Когда допрос был окончен и Миша подписал протокол с двумя текстами, на русском и на турецком языках, капитан Онсель через переводчицу поблагодарил Мишу. Больше того, он пожал ему руку и, улыбнувшись, пожелал скорейшего выздоровления.
Примерно через час после ухода капитана Онселя и переводчицы в палату вошла Галя. На этот раз она пробыла с Мишей довольно долго, около двух часов. За это время Миша узнал множество интересных вещей. Он узнал, что с того самого дня, когда произошла их стычка с Бабуром, Галю, после того как Лиза улетела в Москву, перевезли на частную квартиру в одном из этих районов Стамбула. Перевез ее человек Юсифа; о том, что этот человек заедет за ней, ее предупредил по телефону сам Юсиф. Он сказал ей, что квартира, прислуга в квартире, еда, которую будет приносить прислуга, и вообще все уже оплачено. Квартира, по словам Гали, оказалась в высшей степени удобной, прислуга, пожилая турчанка, исполнительной и немногословной, вообще, по словам Гали, она не испытывает сейчас никаких неудобств и затруднений. Именно в эту квартиру она и собирается перевезти Мишу — после того, как он выпишется из больницы.
В потоке сообщений, почерпнутых из разговора с Галей, Миша выделил для себя важную новость —то, что ей сегодня звонил адвокат Исметчи. Он просил передать Мише, что полиции от него нужно теперь лишь одно: его участие в очной ставке с Масудом Масуд-оглы. Адвокат особо подчеркнул, что сделает все, чтобы эта очная ставка, участие в которой Миши для всех них крайне важно, прошла без осложнений.
48
«Вольво» затормозил около полицейского управления. Сидящая за рулем Галя обернулась. Посмотрела на Мишу; он сидел сзади рядом с полицейским. Ее взгляд показался ему напряженным; догадавшись об этом, она улыбнулась:
— Не падаешь в обморок?
— О чем ты. Готов хоть сейчас бежать кросс.

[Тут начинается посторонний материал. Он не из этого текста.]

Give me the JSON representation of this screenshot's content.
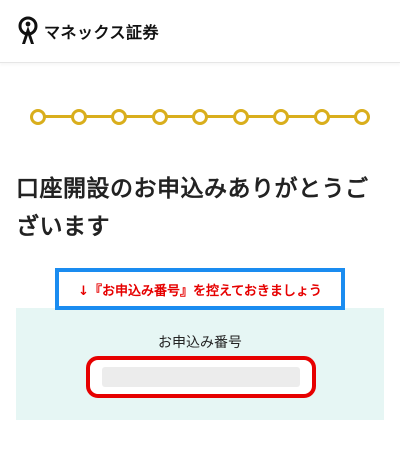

Полицейский, высокий парень, объяснявшийся с ним и с Г алей в основном с помощью жестов, кивнул: можно выходить.
Выйдя из машины и пройдя шага два, Миша понял: с заявлением насчет кросса он поторопился. Он был еще слаб. Ноги дрожали, колени подгибались. В какой-то момент он даже пожалел, что выписался из больницы именно сегодня, когда должен был принять участие в очной ставке.
Впрочем, остановившись на секунду перед входом, еще раз утешил себя: в повестке, которую ему вручил явившийся за ним полицейский, под турецким текстом стояла приписка по-русски — кто-то специально позаботился предупредить его на родном языке, что он вызывается не как подозреваемый, а как свидетель.
Провожавшая его Галя улыбнулась через силу:
— Ладно, иди. Буду сидеть в машине. И честить тебя во все корки. Хорошо?
— Да, конечно. Ругай сильней. Должно помочь.
— Мишенька, я боюсь… А вдруг…
Он понял, что она имеет в виду. Вдруг они заберут его снова.
— Не бойся. Все будет в порядке.
Проходя вместе с полицейским по коридору, подумал: конечно, Масуд запросто мог вляпаться в уголовную историю. Сообщение Исметчи об этом его нисколько не удивило. Но ведь если он, Миша, имеет какое-то отношение к этой истории, — а, видимо, полиция считает, что он его имеет, раз вызывает его на очную ставку, — то единственное обстоятельство, которое могло связывать в этом смысле его с Масудом, были алмазы шаха. Но пока нет никаких признаков, что турецкая полиция проявляет хоть какой-то интерес к этим алмазам. Во всяком случае, Онсель о них даже не заикнулся.
Полицейский постучал в одну из дверей; дождавшись отзыва, приоткрыл створку. В комнате за этой дверью за столом сидел капитан Онсель. Снял телефонную трубку, переговорил с кем-то. Положил трубку, вышел из комнаты. Сделал знак — и они уже втроем двинулись по коридору.
Метров через десять, у другой двери, Онсель знаком отпустил полицейского. Открыл дверь, они с Мишей вошли.
Миша увидел переводчицу Мелию, рядом с ней дюжего полицейского с карабином через плечо, за ним — сидящего на стуле Масуда. Галерейщика Миша узнал с трудом: обычно холеное и самоуверенное лицо Масуда сейчас выглядело некоей безжизненной маской. В обведенных темными кругами глазах стояла пустота. На появление Миши галерейщик почти не прореагировал; он лишь на секунду скользнул по нему безразличным взглядом — и тут же снова бессмысленно уставился в противоположную стену.